How many times would you have liked for your boss to be nice to you? How many times would you have liked for your friends to listen to you? How many times would you have liked for your coworkers to respect you? Well . . . he’s a thought. How do you treat them? Are you mean and subversive to your boss? Do you ever listen to your friends? Do you respect the people you work with? Isn’t it possible that some of the frustrations you feel in life are brought on by your own reaction to people and situations?

Granted, there are times when you can be as nice and thoughtful to people as humanly possible and they are still jerks to you. But is that any reason to be cruel back to them?

Honestly, what good does being mean to people do you? Yes, it might satisfy that dark part in your heart that wants to lash out at people and make them feel as hurt as you are. And it might make your friends laugh at your boldness. And it might make you look stronger to everyone around you, but are you really stronger for trying to hurt someone? Isn’t it more difficult to take the high road and be the person God made you to be? The only thing being mean does is make you mean.

I think it’s funny that Jesus was into summarizing. In a single sentence here he summarized most of the Old Testament. Elsewhere in the New Testament, he did it again summarizing the Ten Commandments. Basically He said to love God and love people. That’s the secret to a fulfilling life. That’s the kind of reciprocity that will get you something nice in return, because even if you love the people who refuse to love you back, you’ll be glad you did in the next life.

And the bonus is that you’ll just be a generally nicer person while you’re still alive in this life.
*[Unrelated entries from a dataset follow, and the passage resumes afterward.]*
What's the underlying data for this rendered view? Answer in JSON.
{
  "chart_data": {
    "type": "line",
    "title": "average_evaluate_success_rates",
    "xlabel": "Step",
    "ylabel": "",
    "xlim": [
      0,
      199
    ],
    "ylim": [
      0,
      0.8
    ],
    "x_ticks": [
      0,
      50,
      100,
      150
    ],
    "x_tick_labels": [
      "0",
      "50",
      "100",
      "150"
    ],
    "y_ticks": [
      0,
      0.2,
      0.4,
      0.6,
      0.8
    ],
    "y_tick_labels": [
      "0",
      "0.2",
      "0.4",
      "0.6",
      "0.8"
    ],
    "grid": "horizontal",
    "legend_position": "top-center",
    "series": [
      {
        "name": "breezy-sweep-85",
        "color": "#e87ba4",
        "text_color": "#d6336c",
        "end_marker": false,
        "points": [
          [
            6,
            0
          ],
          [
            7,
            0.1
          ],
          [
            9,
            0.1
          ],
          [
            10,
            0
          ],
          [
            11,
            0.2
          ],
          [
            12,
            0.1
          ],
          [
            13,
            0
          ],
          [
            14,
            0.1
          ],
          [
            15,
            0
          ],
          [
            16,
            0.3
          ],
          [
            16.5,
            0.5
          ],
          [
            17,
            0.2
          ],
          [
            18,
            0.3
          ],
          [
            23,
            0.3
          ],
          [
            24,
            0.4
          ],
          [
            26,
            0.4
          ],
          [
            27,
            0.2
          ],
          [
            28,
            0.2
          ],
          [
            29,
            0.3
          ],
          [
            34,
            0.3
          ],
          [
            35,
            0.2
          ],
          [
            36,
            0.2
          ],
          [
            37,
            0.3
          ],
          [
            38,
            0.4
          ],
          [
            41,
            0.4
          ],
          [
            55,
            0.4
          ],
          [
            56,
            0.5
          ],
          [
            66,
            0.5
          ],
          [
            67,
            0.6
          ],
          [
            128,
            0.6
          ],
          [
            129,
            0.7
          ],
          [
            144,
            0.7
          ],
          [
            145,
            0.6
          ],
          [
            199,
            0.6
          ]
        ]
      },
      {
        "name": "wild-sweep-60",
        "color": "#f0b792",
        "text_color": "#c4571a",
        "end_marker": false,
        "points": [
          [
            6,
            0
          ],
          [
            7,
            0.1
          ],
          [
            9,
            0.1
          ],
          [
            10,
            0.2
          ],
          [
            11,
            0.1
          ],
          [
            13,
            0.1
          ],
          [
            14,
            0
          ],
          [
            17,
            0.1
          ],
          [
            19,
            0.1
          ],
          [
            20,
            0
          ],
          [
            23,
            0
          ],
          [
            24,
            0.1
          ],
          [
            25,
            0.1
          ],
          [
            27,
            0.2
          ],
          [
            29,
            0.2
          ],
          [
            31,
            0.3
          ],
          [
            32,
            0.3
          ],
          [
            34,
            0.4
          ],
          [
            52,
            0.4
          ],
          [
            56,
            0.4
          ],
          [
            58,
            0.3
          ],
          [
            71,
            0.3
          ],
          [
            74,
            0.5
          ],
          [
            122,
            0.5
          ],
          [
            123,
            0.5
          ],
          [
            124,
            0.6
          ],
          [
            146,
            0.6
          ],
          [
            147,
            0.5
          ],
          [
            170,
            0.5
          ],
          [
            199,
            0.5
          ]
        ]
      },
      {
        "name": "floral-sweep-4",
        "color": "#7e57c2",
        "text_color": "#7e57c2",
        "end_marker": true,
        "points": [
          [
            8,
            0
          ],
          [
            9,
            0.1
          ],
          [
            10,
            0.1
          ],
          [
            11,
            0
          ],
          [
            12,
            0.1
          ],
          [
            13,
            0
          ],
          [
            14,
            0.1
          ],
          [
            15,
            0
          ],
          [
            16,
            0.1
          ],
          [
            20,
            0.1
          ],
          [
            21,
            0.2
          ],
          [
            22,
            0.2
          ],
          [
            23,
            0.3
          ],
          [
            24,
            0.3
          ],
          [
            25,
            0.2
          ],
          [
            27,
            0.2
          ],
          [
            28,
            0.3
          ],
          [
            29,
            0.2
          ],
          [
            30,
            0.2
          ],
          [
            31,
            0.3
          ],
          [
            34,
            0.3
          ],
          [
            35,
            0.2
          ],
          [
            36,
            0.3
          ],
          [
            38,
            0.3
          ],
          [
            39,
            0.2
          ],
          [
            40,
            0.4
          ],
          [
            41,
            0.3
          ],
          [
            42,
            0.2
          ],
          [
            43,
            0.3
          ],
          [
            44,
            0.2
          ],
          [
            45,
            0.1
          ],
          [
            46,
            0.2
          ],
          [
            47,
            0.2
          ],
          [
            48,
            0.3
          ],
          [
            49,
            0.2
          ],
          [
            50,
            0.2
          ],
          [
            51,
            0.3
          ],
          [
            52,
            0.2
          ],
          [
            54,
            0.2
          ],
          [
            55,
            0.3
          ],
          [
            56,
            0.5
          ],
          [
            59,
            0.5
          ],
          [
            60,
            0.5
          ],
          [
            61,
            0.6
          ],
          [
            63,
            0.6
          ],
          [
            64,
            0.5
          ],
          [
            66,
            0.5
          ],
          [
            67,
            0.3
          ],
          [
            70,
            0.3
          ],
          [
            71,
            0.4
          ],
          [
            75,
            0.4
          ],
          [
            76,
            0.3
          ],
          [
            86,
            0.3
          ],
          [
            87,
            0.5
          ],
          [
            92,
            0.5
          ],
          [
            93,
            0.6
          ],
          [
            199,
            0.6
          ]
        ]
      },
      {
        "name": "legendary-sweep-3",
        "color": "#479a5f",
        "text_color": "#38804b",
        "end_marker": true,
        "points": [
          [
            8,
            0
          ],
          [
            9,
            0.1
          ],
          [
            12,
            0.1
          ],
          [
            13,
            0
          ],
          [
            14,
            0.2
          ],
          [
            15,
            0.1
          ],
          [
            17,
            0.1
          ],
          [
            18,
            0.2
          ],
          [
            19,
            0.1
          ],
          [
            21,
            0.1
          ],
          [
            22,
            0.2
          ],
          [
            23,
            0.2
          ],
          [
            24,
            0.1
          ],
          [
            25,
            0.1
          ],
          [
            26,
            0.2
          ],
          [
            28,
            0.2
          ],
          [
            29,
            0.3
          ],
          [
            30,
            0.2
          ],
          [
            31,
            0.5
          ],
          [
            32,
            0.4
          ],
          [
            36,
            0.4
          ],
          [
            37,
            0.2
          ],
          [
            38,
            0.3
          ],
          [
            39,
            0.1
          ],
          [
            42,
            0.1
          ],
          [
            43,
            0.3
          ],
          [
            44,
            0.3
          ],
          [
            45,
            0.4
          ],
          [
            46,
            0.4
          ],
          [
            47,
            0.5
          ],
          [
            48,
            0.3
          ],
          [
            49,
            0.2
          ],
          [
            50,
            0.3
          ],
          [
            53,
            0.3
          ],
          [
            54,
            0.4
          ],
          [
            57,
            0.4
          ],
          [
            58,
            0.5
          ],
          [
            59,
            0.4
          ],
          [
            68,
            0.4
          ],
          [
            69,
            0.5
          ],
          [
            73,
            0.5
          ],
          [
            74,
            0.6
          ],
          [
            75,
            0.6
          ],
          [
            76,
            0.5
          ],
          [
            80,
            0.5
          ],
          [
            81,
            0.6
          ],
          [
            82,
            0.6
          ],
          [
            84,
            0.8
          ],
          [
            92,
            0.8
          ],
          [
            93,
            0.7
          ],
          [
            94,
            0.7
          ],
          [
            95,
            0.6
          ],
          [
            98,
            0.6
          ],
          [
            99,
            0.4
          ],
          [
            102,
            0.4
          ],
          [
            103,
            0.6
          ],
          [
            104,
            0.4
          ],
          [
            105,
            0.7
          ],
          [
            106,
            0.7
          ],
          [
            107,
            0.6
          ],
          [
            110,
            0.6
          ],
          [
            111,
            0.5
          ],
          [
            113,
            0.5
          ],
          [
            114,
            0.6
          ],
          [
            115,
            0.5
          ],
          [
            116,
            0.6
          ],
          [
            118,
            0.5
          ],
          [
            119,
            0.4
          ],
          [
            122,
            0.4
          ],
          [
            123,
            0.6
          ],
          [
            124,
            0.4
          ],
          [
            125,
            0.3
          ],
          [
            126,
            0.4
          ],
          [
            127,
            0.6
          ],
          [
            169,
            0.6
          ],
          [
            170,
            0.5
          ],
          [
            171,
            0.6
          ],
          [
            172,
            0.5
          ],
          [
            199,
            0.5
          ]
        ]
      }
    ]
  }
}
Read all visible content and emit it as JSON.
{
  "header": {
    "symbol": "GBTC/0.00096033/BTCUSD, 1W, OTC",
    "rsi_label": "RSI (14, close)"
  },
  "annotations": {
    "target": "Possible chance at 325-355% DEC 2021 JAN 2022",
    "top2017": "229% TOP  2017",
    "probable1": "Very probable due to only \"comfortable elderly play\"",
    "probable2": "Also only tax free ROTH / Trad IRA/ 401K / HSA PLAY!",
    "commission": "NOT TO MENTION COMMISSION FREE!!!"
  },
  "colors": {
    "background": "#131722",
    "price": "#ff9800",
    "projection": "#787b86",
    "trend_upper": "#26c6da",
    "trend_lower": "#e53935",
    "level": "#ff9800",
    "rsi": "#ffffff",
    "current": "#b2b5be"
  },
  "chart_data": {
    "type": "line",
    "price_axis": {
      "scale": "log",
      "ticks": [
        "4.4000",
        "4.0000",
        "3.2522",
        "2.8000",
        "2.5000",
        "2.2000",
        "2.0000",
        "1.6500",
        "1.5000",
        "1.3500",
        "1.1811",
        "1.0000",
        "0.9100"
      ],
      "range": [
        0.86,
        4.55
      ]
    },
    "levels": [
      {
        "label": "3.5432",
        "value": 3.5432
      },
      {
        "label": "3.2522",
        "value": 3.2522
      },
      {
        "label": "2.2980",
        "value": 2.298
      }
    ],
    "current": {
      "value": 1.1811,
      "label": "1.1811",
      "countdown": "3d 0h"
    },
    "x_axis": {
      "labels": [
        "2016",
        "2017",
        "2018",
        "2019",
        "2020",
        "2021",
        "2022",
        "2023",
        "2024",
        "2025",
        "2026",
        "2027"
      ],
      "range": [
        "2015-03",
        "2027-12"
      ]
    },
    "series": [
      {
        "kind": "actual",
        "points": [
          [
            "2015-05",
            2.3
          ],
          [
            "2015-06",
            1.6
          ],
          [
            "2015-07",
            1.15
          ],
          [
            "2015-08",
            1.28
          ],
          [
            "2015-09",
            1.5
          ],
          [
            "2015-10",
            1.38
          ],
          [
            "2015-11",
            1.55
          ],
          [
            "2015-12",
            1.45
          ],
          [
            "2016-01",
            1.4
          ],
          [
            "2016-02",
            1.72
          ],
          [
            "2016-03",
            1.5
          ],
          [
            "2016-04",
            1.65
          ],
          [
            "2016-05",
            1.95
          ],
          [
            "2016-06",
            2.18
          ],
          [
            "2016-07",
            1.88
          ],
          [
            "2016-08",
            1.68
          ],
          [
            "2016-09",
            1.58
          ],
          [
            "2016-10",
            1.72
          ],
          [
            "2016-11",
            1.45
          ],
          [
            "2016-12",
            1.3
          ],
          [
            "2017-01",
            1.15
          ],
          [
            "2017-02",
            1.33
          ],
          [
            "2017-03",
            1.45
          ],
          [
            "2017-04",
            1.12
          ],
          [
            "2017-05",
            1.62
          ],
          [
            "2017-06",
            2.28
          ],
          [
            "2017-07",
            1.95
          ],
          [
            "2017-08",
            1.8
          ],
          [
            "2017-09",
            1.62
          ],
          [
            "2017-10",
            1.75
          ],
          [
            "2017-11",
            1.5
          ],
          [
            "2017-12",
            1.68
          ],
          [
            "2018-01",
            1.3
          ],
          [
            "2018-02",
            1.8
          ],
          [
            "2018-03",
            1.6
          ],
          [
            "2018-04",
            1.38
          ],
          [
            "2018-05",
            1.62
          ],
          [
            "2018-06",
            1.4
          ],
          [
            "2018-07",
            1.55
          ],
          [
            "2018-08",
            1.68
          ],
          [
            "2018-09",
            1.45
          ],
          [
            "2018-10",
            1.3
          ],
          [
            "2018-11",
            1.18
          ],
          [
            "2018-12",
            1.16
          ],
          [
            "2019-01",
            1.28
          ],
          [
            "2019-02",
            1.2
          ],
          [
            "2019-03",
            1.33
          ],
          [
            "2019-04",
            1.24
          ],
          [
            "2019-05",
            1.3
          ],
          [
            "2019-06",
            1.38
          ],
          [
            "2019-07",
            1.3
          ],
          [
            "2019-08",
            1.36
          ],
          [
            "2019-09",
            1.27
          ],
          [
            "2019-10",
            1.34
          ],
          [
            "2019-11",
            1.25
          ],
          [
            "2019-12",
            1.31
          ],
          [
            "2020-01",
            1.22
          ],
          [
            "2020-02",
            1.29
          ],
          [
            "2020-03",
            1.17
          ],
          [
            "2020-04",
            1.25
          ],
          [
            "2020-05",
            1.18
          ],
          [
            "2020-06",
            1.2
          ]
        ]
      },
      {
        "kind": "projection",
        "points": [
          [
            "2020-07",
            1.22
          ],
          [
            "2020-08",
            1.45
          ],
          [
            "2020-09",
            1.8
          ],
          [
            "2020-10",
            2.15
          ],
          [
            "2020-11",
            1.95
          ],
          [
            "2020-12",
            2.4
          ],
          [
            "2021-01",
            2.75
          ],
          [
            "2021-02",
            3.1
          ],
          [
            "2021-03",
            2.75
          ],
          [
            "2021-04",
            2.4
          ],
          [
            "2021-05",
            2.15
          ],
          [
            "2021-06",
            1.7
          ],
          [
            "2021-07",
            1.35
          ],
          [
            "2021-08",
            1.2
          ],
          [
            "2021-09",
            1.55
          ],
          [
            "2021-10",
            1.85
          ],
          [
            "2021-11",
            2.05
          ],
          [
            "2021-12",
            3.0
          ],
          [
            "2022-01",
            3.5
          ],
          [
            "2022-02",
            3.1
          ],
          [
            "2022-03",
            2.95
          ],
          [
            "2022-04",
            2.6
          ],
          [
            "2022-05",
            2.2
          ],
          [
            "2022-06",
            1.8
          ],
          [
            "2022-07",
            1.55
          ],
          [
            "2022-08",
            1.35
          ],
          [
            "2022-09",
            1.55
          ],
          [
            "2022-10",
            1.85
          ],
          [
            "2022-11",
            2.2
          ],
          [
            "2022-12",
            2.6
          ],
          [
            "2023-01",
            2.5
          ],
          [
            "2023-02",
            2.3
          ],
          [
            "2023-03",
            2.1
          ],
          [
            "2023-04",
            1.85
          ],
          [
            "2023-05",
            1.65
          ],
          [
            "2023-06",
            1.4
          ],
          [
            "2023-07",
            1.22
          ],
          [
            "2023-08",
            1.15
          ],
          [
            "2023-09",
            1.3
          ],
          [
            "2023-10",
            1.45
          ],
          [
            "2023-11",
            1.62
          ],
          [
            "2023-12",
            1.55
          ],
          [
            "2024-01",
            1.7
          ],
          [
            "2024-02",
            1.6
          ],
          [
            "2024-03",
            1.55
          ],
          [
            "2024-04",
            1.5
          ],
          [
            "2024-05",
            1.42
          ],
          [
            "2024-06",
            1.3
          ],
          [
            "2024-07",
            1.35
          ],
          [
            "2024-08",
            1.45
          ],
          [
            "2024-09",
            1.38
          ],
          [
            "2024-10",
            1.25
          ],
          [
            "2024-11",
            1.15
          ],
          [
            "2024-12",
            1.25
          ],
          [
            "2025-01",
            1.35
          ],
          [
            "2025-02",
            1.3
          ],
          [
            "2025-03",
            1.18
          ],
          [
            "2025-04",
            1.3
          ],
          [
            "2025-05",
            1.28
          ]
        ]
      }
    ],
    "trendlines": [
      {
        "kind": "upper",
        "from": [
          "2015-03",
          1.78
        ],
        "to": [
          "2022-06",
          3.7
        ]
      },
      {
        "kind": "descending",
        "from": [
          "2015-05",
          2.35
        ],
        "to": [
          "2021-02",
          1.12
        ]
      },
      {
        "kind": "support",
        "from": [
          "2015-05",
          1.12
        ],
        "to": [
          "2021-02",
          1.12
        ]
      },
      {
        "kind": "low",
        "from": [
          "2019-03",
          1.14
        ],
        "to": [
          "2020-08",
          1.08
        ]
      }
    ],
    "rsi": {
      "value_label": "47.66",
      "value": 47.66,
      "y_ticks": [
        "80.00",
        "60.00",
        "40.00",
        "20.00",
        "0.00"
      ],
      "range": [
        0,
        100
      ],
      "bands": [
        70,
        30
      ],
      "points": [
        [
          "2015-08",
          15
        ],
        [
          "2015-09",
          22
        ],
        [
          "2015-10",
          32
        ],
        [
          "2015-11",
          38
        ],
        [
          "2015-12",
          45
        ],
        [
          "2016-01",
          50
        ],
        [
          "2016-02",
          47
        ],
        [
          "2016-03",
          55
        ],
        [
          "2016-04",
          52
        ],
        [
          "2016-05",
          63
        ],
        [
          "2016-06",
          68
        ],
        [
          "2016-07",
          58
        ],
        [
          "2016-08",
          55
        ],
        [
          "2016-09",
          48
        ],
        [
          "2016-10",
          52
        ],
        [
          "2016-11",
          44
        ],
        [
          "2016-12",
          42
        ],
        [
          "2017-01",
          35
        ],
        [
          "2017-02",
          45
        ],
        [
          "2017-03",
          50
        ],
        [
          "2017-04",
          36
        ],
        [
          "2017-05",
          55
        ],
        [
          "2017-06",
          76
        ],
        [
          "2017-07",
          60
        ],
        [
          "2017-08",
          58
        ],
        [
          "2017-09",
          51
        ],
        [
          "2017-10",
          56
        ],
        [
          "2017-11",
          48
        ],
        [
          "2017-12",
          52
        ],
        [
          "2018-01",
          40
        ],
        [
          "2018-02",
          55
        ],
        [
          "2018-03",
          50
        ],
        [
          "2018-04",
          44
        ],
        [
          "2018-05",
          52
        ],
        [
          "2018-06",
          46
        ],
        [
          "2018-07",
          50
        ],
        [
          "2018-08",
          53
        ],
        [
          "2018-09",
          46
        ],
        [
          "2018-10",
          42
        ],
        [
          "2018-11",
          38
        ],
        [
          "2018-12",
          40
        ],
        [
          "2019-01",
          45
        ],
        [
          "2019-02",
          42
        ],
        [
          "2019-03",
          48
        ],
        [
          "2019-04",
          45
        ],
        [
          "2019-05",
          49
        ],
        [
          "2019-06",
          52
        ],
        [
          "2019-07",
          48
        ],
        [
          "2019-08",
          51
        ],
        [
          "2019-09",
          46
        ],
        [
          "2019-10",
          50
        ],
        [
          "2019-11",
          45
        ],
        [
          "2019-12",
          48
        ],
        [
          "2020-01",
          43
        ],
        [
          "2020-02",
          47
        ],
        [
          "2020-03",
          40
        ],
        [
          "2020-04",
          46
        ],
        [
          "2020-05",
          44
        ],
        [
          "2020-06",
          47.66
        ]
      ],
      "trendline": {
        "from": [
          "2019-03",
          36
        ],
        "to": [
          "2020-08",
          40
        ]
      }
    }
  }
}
So, if you don’t want drug lords to blow you up, don’t blow them up first. And if you want IT to fix your computer, make them cookies (my favorite boss in the whole wide world taught me that). And if you want your friends to listen to what’s going on in your life, you start listening first. And if you want people to be nice to you, be nice to them even when they’re not nice to you. Trust me. You’ll feel a lot better than if you give in and scream back at them, even if they’re being complete buttheads.

You never know what you’ll get in return, but chances are if you started with kindness, that’ll be what you get back.